Uppsala, Sweden; and Groningen, The Netherlands From the Department of Plastic and Reconstructive Surgery, Uppsala University Hospital, and the Departments of Plastic Surgery and Epidemiology, University Medical Center Groningen, University of Groningen.
Plast Reconstr Surg. 2010 Jun;125(6):1710-1717. doi: 10.1097/PRS.0b013e3181d0ace8.
The Cook-Swartz implantable Doppler system was introduced at the Uppsala University Hospital to ease free flap monitoring and improve salvage rates by an earlier detection of vascular compromise. The aim of the current analysis was to investigate whether the system indeed improved the salvage rate of revisions.
All cases that needed revision among a consecutive series of patients being monitored with the implantable Doppler system between June of 2006 and January of 2009 were compared with a similar set of patients operated on before the introduction of the implantable Doppler system over an equal time span monitored with conventional methods. Data were extracted from the medical files of the patients. Logistic regression was used to identify factors associated with the outcome of the revision. Values of p < 0.05 were considered statistically significant.
A total of 327 flaps were monitored with the implantable Doppler system, of which 35 needed revision. In the control group, 303 flaps were included, of which 40 needed revision.
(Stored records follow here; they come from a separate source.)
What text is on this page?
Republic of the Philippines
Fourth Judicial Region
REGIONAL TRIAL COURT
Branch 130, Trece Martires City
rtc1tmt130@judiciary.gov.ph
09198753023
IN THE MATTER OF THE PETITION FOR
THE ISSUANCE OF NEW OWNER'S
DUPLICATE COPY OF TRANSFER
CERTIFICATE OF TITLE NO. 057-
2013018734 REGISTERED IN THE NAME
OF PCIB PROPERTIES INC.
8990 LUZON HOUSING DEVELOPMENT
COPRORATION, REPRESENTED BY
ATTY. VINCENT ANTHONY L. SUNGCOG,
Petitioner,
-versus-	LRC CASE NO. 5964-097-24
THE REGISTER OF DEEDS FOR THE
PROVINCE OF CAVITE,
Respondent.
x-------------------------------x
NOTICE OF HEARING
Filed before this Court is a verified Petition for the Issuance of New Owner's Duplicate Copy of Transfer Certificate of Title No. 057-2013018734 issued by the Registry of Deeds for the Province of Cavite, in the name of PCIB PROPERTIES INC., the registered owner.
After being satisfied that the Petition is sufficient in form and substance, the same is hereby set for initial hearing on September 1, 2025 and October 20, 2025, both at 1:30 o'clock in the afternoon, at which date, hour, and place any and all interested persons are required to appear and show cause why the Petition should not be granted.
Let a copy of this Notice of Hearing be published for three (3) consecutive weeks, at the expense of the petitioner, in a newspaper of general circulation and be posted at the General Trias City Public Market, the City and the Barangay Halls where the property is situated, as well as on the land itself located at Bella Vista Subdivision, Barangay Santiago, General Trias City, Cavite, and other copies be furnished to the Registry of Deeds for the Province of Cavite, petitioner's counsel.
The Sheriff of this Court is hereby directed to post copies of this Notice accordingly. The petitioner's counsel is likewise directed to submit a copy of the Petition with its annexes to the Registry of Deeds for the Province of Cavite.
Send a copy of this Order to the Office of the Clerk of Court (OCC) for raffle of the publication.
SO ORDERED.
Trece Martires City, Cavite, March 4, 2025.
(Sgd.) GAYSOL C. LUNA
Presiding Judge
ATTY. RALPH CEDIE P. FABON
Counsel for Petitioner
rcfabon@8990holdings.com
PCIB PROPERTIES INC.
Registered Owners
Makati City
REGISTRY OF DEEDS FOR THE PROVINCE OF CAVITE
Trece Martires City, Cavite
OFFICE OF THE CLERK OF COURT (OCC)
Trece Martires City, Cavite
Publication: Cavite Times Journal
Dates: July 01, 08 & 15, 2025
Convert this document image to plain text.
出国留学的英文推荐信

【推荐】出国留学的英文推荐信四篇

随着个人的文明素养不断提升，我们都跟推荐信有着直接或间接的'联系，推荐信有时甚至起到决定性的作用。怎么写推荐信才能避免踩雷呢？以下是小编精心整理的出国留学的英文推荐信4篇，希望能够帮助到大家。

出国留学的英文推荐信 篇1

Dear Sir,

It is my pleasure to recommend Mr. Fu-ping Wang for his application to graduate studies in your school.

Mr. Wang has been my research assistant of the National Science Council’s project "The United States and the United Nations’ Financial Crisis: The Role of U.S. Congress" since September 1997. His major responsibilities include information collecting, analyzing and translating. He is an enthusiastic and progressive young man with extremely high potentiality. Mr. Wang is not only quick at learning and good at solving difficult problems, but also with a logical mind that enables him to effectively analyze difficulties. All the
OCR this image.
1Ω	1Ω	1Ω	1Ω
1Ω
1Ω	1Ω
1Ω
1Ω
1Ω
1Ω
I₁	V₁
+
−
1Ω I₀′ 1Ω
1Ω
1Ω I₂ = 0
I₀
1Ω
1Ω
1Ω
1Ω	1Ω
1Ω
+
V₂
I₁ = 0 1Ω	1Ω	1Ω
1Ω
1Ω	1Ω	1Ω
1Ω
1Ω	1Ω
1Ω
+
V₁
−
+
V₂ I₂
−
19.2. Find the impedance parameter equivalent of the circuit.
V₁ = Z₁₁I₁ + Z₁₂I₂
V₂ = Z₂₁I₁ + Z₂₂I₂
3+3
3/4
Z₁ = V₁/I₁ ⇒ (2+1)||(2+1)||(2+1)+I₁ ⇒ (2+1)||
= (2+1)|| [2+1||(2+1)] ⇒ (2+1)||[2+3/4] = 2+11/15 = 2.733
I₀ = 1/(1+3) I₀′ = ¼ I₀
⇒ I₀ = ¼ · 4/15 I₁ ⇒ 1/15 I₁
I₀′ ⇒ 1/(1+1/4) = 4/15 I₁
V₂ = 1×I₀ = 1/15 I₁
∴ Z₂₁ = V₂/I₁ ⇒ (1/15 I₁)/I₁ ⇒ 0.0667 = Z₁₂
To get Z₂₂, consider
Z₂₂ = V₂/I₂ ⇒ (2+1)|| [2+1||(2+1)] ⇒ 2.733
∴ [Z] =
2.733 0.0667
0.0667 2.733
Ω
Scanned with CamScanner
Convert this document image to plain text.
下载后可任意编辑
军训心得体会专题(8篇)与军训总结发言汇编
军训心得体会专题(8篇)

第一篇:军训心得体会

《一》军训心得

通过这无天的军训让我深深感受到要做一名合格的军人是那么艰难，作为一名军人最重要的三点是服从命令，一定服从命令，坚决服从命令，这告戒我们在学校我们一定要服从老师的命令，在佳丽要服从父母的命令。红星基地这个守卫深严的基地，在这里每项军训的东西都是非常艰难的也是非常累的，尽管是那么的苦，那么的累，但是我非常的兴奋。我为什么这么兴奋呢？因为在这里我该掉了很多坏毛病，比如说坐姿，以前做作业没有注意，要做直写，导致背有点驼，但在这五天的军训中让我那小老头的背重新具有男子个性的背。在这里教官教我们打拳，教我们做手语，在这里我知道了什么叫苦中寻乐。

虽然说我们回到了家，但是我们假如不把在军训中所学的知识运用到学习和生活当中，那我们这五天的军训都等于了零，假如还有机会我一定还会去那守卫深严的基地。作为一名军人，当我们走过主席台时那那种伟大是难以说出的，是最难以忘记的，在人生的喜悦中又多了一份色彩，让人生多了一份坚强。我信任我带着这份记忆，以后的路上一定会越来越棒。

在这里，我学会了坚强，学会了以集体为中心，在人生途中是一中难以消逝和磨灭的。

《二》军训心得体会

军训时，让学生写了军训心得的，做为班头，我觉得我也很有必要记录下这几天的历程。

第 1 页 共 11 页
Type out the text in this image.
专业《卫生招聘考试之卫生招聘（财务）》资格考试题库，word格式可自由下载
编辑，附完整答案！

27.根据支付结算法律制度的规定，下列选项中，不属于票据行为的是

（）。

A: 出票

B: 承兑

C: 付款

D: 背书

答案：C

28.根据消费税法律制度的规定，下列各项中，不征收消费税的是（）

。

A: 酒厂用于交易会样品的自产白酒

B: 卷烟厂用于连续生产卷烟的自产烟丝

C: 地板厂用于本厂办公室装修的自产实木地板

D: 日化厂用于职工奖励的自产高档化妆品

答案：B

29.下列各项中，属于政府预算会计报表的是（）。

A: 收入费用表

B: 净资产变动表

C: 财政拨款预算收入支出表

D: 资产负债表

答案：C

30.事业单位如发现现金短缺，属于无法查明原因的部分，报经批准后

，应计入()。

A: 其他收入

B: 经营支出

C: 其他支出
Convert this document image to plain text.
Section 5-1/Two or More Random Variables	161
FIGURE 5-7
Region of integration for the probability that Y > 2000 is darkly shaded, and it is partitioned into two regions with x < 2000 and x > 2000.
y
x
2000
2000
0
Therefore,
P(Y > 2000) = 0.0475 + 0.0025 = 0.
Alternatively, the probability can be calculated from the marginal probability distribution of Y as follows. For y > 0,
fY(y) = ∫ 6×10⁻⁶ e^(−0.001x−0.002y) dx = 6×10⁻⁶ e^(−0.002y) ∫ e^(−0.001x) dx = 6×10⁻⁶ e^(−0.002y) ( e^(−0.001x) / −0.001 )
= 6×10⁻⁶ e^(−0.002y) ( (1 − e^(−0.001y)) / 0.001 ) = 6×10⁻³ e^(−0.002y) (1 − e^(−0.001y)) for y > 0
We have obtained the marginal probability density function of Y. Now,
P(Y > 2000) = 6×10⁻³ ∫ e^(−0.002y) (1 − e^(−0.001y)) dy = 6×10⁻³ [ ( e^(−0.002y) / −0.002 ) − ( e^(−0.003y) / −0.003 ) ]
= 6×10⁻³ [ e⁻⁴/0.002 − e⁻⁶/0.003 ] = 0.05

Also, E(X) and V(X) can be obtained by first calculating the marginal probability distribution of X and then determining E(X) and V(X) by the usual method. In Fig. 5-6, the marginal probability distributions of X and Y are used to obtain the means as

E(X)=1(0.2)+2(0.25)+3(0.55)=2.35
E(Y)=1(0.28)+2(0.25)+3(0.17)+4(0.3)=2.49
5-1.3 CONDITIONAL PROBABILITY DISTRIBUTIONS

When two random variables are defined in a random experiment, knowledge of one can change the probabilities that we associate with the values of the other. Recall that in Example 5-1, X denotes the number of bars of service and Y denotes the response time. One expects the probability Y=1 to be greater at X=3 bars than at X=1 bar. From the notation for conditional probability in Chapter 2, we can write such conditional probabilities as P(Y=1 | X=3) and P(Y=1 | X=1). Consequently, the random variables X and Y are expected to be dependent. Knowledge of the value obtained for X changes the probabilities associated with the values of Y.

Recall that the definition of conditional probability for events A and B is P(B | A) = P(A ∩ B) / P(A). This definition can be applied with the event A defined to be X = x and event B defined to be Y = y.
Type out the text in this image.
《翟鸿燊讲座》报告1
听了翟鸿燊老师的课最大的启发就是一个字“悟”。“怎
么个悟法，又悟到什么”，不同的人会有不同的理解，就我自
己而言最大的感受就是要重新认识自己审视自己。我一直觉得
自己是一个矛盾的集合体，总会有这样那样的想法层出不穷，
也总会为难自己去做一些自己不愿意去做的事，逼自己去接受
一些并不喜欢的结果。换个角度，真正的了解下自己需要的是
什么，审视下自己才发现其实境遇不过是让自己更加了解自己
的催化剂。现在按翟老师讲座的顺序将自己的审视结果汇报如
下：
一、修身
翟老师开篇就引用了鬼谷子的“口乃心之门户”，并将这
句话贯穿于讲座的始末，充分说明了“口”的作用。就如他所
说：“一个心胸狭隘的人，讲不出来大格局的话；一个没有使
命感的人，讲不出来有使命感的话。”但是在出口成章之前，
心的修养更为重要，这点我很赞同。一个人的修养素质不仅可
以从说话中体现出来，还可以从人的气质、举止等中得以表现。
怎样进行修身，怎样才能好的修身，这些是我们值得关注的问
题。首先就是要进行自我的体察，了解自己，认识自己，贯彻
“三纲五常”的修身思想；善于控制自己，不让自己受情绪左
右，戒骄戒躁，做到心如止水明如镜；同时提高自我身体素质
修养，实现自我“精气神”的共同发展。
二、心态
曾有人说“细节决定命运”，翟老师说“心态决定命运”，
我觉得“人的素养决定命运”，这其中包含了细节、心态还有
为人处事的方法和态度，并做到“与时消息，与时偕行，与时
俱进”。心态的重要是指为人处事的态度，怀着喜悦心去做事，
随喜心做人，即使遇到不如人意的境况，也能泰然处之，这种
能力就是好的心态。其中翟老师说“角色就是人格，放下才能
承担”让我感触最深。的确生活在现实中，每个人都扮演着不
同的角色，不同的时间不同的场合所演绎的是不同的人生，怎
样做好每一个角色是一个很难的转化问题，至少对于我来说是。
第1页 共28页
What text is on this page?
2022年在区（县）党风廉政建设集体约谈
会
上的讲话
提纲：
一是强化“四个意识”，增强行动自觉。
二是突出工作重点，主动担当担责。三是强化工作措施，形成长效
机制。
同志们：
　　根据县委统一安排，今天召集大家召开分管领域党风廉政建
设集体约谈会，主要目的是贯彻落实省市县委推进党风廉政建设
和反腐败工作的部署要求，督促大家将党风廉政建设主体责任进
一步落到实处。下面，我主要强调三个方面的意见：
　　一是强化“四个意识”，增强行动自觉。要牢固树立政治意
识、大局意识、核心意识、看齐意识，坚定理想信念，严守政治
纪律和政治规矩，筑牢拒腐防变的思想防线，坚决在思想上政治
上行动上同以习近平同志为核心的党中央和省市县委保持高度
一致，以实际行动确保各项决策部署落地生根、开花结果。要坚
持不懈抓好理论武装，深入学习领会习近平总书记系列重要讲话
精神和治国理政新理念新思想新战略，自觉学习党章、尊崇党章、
The revision was successful in 69 percent of the cases in the implantable Doppler system group; in the group monitored by only conventional methods, this rate was 60 percent. Univariate analysis showed no statistical difference between these success rates (p = 0.441; odds ratio, 1.455; 95 percent confidence interval, 0.560 to 3.775). Multivariate analysis did not show a statistical difference either (p = 0.799; odds ratio, 1.143; 95 percent confidence interval, 0.410 to 3.182).
The introduction of the implantable Doppler system did not lead to a significant increase in the salvage rate of revised flaps.
Cook-Swartz 可植入式多普勒系统在乌普萨拉大学医院推出,旨在通过更早地发现血管并发症来减轻游离皮瓣监测的负担并提高挽救率。目前分析的目的是调查该系统是否确实提高了修订后的挽救率。
对 2006 年 6 月至 2009 年 1 月期间使用植入式多普勒系统监测的连续患者系列中需要修订的所有病例进行了分析,并与在植入式多普勒系统引入之前相同时间段内使用常规方法监测的类似患者组进行了比较。从患者的医疗档案中提取数据。使用逻辑回归确定与修订结果相关的因素。p 值<0.05 被认为具有统计学意义。
共有 327 个皮瓣使用植入式多普勒系统进行了监测,其中 35 个需要修订。在对照组中,纳入了 303 个皮瓣,其中 40 个需要修订。植入式多普勒系统组中修订成功的比例为 69%;在仅通过常规方法监测的组中,这一比例为 60%。单因素分析显示这些成功率之间无统计学差异(p=0.441;优势比,1.455;95%置信区间,0.560 至 3.775)。多因素分析也没有显示出统计学差异(p=0.799;优势比,1.143;95%置信区间,0.410 至 3.182)。
引入植入式多普勒系统并未导致修订皮瓣的挽救率显著提高。